Sous les ruines [du manoir d'Aigremont], dans des souterrains d'un accès périlleux, la tradition affirme qu'il se trouve des chaudières remplies d'or qui ont souvent agité les imaginations des habitants d'alentour.
On raconte à ce sujet que, vers le milieu du XVIIIe siècle, un paysan de la contrée se promenait près de l'entrée du souterrain qui favorisait autrefois les relations secrètes des seigneurs de Pontverre avec le monde extérieur. Les yeux fixés à terre, réfléchissant comment il pourrait bien réussir à s'enrichir promptement, l'Ormonan aperçut tout à coup une belle pièce d'or qui brillait dans le gazon. Tout heureux de sa trouvaille et ne doutant pas que cette pièce ne provînt du trésor d'Aigremont (car elle paraissait très ancienne), il crut devoir rassembler quelques voisins et leur proposer une fouille dans le redoutable souterrain qu'on disait être gardé par un bouc énorme et par une truie rouge aux regards menaçants. Après délibération, la proposition fut acceptée. Le jour fixé pour le « grand œuvre,» six robustes montagnards munis de pioches et de hottes, de haches et de lanternes, de prières et de formules contre les maléfices, se rencontrèrent sous le bois d'Aigremont et, le cœur leur battant bien fort, commencèrent à déblayer l'entrée du souterrain.
Après avoir pioché pendant deux ou trois heures et surmonté divers obstacles inattendus, ils arrivèrent à l'entrée d'une sorte de tunnel étroit, mais assez haut pour qu'on pût s'y tenir debout. Ils y pénétrèrent en y marchant à l'aise pendant quelques minutes, lorsque tout à coup ils se trouvèrent en face d'une porte de fer très massive qui leur barrait le passage. Ils essayèrent de l'ouvrir; ils heurtèrent, ils poussèrent, ils frappèrent: mais ce fut en vain; la porte d'airain restait inébranlable et rivée sur ses gonds. Sans se laisser décourager par l'insuccès de ces premiers efforts, nos hardis chercheurs décident de revenir le lendemain avec le maréchal et le forgeron du voisinage. A l'heure convenue, le travail fut repris avec un nouveau courage, après qu'on eut eu soin, cela va sans dire, de réciter les formules cabalistiques dont on s'était muni. Le soleil venait de se lever et les premiers chants des oiseaux retentissaient dans la forêt, lorsque le forgeron, prenant un passe-partout, l'introduisit dans la serrure de la porte de fer. Soudain une voix de tonnerre se fit entendre dans les profondeurs du souterrain. La porte s'ouvrit comme d'elle-même, mais en faisant entendre un grincement épouvantable. Un homme roux de très haute taille se présenta sur le seuil.
– Que cherchez-vous? dit-il d'une voix de Stentor.
– Le trésor d'Aigremont, répondirent les Ormonans saisis de frayeur.

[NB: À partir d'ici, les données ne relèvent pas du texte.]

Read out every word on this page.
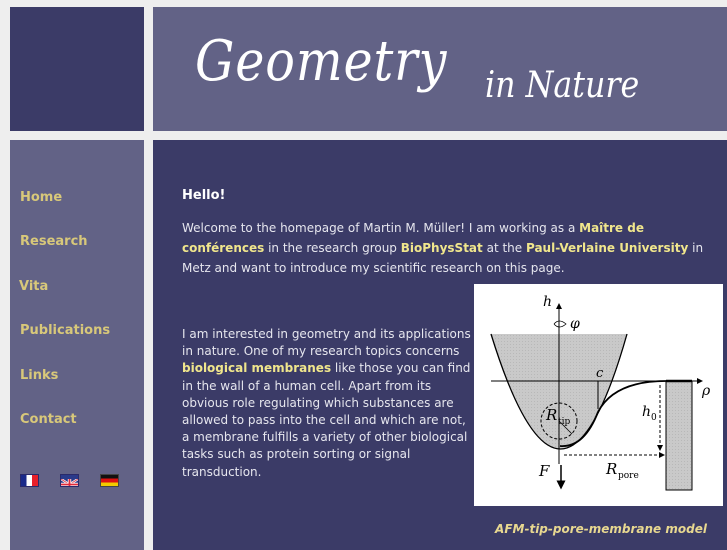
Geometry in Nature
Home
Research
Vita
Publications
Links
Contact
Hello!
Welcome to the homepage of Martin M. Müller! I am working as a Maître de conférences in the research group BioPhysStat at the Paul-Verlaine University in Metz and want to introduce my scientific research on this page.
I am interested in geometry and its applications in nature. One of my research topics concerns biological membranes like those you can find in the wall of a human cell. Apart from its obvious role regulating which substances are allowed to pass into the cell and which are not, a membrane fulfills a variety of other biological tasks such as protein sorting or signal transduction.
h
φ
c
ρ
h 0
R tip
F	R pore
AFM-tip-pore-membrane model
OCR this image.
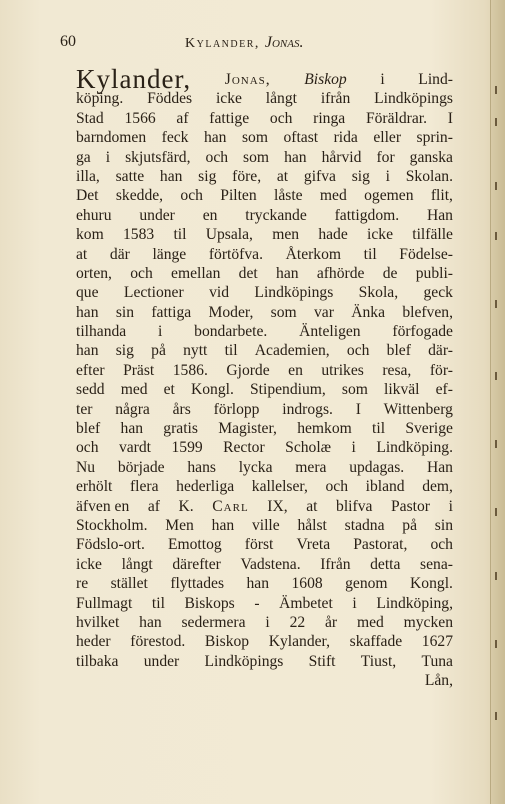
60	Kylander, Jonas.
Kylander, Jonas, Biskop i Lind-
köping. Föddes icke långt ifrån Lindköpings
Stad 1566 af fattige och ringa Föräldrar. I
barndomen feck han som oftast rida eller sprin-
ga i skjutsfärd, och som han hårvid for ganska
illa, satte han sig före, at gifva sig i Skolan.
Det skedde, och Pilten låste med ogemen flit,
ehuru under en tryckande fattigdom. Han
kom 1583 til Upsala, men hade icke tilfälle
at där länge förtöfva. Återkom til Födelse-
orten, och emellan det han afhörde de publi-
que Lectioner vid Lindköpings Skola, geck
han sin fattiga Moder, som var Änka blefven,
tilhanda i bondarbete. Änteligen förfogade
han sig på nytt til Academien, och blef där-
efter Präst 1586. Gjorde en utrikes resa, för-
sedd med et Kongl. Stipendium, som likväl ef-
ter några års förlopp indrogs. I Wittenberg
blef han gratis Magister, hemkom til Sverige
och vardt 1599 Rector Scholæ i Lindköping.
Nu började hans lycka mera updagas. Han
erhölt flera hederliga kallelser, och ibland dem,
äfven en af K. Carl IX, at blifva Pastor i
Stockholm. Men han ville hålst stadna på sin
Födslo-ort. Emottog först Vreta Pastorat, och
icke långt därefter Vadstena. Ifrån detta sena-
re stället flyttades han 1608 genom Kongl.
Fullmagt til Biskops - Ämbetet i Lindköping,
hvilket han sedermera i 22 år med mycken
heder förestod. Biskop Kylander, skaffade 1627
tilbaka under Lindköpings Stift Tiust, Tuna
Lån,
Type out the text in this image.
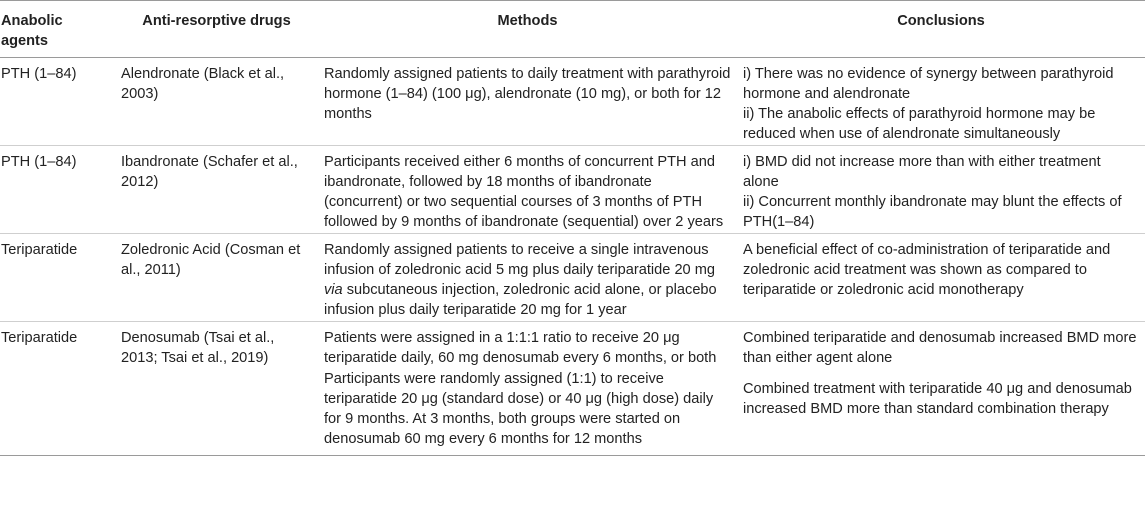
Anabolic agents	Anti-resorptive drugs	Methods	Conclusions
PTH (1–84)	Alendronate (Black et al., 2003)	Randomly assigned patients to daily treatment with parathyroid hormone (1–84) (100 μg), alendronate (10 mg), or both for 12 months	i) There was no evidence of synergy between parathyroid hormone and alendronate
ii) The anabolic effects of parathyroid hormone may be reduced when use of alendronate simultaneously

PTH (1–84)	Ibandronate (Schafer et al., 2012)	Participants received either 6 months of concurrent PTH and ibandronate, followed by 18 months of ibandronate (concurrent) or two sequential courses of 3 months of PTH followed by 9 months of ibandronate (sequential) over 2 years	i) BMD did not increase more than with either treatment alone
ii) Concurrent monthly ibandronate may blunt the effects of PTH(1–84)

Teriparatide	Zoledronic Acid (Cosman et al., 2011)	Randomly assigned patients to receive a single intravenous infusion of zoledronic acid 5 mg plus daily teriparatide 20 mg via subcutaneous injection, zoledronic acid alone, or placebo infusion plus daily teriparatide 20 mg for 1 year	A beneficial effect of co-administration of teriparatide and zoledronic acid treatment was shown as compared to teriparatide or zoledronic acid monotherapy

Teriparatide	Denosumab (Tsai et al., 2013; Tsai et al., 2019)	Patients were assigned in a 1:1:1 ratio to receive 20 μg teriparatide daily, 60 mg denosumab every 6 months, or both	Combined teriparatide and denosumab increased BMD more than either agent alone

		Participants were randomly assigned (1:1) to receive teriparatide 20 μg (standard dose) or 40 μg (high dose) daily for 9 months. At 3 months, both groups were started on denosumab 60 mg every 6 months for 12 months	Combined treatment with teriparatide 40 μg and denosumab increased BMD more than standard combination therapy
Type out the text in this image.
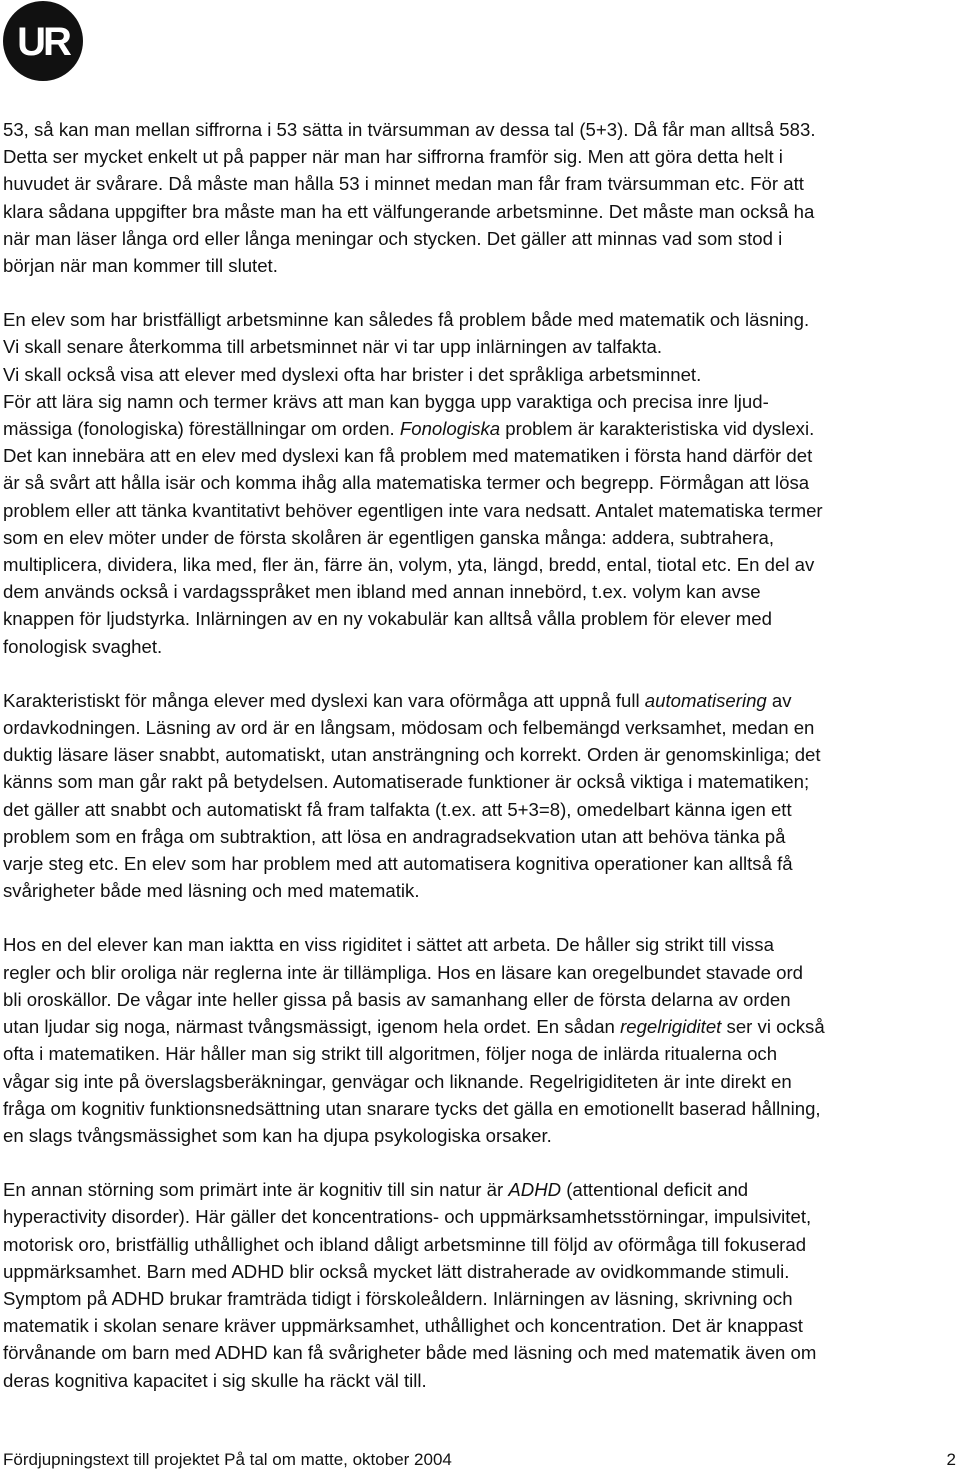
UR

53, så kan man mellan siffrorna i 53 sätta in tvärsumman av dessa tal (5+3). Då får man alltså 583.
Detta ser mycket enkelt ut på papper när man har siffrorna framför sig. Men att göra detta helt i
huvudet är svårare. Då måste man hålla 53 i minnet medan man får fram tvärsumman etc. För att
klara sådana uppgifter bra måste man ha ett välfungerande arbetsminne. Det måste man också ha
när man läser långa ord eller långa meningar och stycken. Det gäller att minnas vad som stod i
början när man kommer till slutet.

En elev som har bristfälligt arbetsminne kan således få problem både med matematik och läsning.
Vi skall senare återkomma till arbetsminnet när vi tar upp inlärningen av talfakta.
Vi skall också visa att elever med dyslexi ofta har brister i det språkliga arbetsminnet.
För att lära sig namn och termer krävs att man kan bygga upp varaktiga och precisa inre ljud-
mässiga (fonologiska) föreställningar om orden. Fonologiska problem är karakteristiska vid dyslexi.
Det kan innebära att en elev med dyslexi kan få problem med matematiken i första hand därför det
är så svårt att hålla isär och komma ihåg alla matematiska termer och begrepp. Förmågan att lösa
problem eller att tänka kvantitativt behöver egentligen inte vara nedsatt. Antalet matematiska termer
som en elev möter under de första skolåren är egentligen ganska många: addera, subtrahera,
multiplicera, dividera, lika med, fler än, färre än, volym, yta, längd, bredd, ental, tiotal etc. En del av
dem används också i vardagsspråket men ibland med annan innebörd, t.ex. volym kan avse
knappen för ljudstyrka. Inlärningen av en ny vokabulär kan alltså vålla problem för elever med
fonologisk svaghet.

Karakteristiskt för många elever med dyslexi kan vara oförmåga att uppnå full automatisering av
ordavkodningen. Läsning av ord är en långsam, mödosam och felbemängd verksamhet, medan en
duktig läsare läser snabbt, automatiskt, utan ansträngning och korrekt. Orden är genomskinliga; det
känns som man går rakt på betydelsen. Automatiserade funktioner är också viktiga i matematiken;
det gäller att snabbt och automatiskt få fram talfakta (t.ex. att 5+3=8), omedelbart känna igen ett
problem som en fråga om subtraktion, att lösa en andragradsekvation utan att behöva tänka på
varje steg etc. En elev som har problem med att automatisera kognitiva operationer kan alltså få
svårigheter både med läsning och med matematik.

Hos en del elever kan man iaktta en viss rigiditet i sättet att arbeta. De håller sig strikt till vissa
regler och blir oroliga när reglerna inte är tillämpliga. Hos en läsare kan oregelbundet stavade ord
bli oroskällor. De vågar inte heller gissa på basis av samanhang eller de första delarna av orden
utan ljudar sig noga, närmast tvångsmässigt, igenom hela ordet. En sådan regelrigiditet ser vi också
ofta i matematiken. Här håller man sig strikt till algoritmen, följer noga de inlärda ritualerna och
vågar sig inte på överslagsberäkningar, genvägar och liknande. Regelrigiditeten är inte direkt en
fråga om kognitiv funktionsnedsättning utan snarare tycks det gälla en emotionellt baserad hållning,
en slags tvångsmässighet som kan ha djupa psykologiska orsaker.

En annan störning som primärt inte är kognitiv till sin natur är ADHD (attentional deficit and
hyperactivity disorder). Här gäller det koncentrations- och uppmärksamhetsstörningar, impulsivitet,
motorisk oro, bristfällig uthållighet och ibland dåligt arbetsminne till följd av oförmåga till fokuserad
uppmärksamhet. Barn med ADHD blir också mycket lätt distraherade av ovidkommande stimuli.
Symptom på ADHD brukar framträda tidigt i förskoleåldern. Inlärningen av läsning, skrivning och
matematik i skolan senare kräver uppmärksamhet, uthållighet och koncentration. Det är knappast
förvånande om barn med ADHD kan få svårigheter både med läsning och med matematik även om
deras kognitiva kapacitet i sig skulle ha räckt väl till.

Fördjupningstext till projektet På tal om matte, oktober 2004	2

– Donnez-moi vos âmes et je vous le montrerai.
Estimant que leurs âmes valaient mieux qu'un trésor, les montagnards, au lieu de conclure le pacte qui leur était proposé, se hâtèrent d'abandonner ces voûtes infernales où le vieux Mammon leur était apparu.
Dès lors, d'autres chercheurs disent avoir vu apparaître au fond de ces galeries souterraines le puissant seigneur de Pontverre en personne. Il a les orbites creuses, l'aspect terrible. Il est revêtu de son casque et de son armure et compte sans relâche, entre deux chaudières, des piles d'écus d'or.
Maintenant, tout est bien silencieux autour des ruines du vieux manoir. On n'y entend plus guère que le bruit sauvage de la Grande Eau, dont la voix majestueuse monte des profondeurs de la vallée, et le sifflement des vents d'orage qui balancent les arbres de la forêt.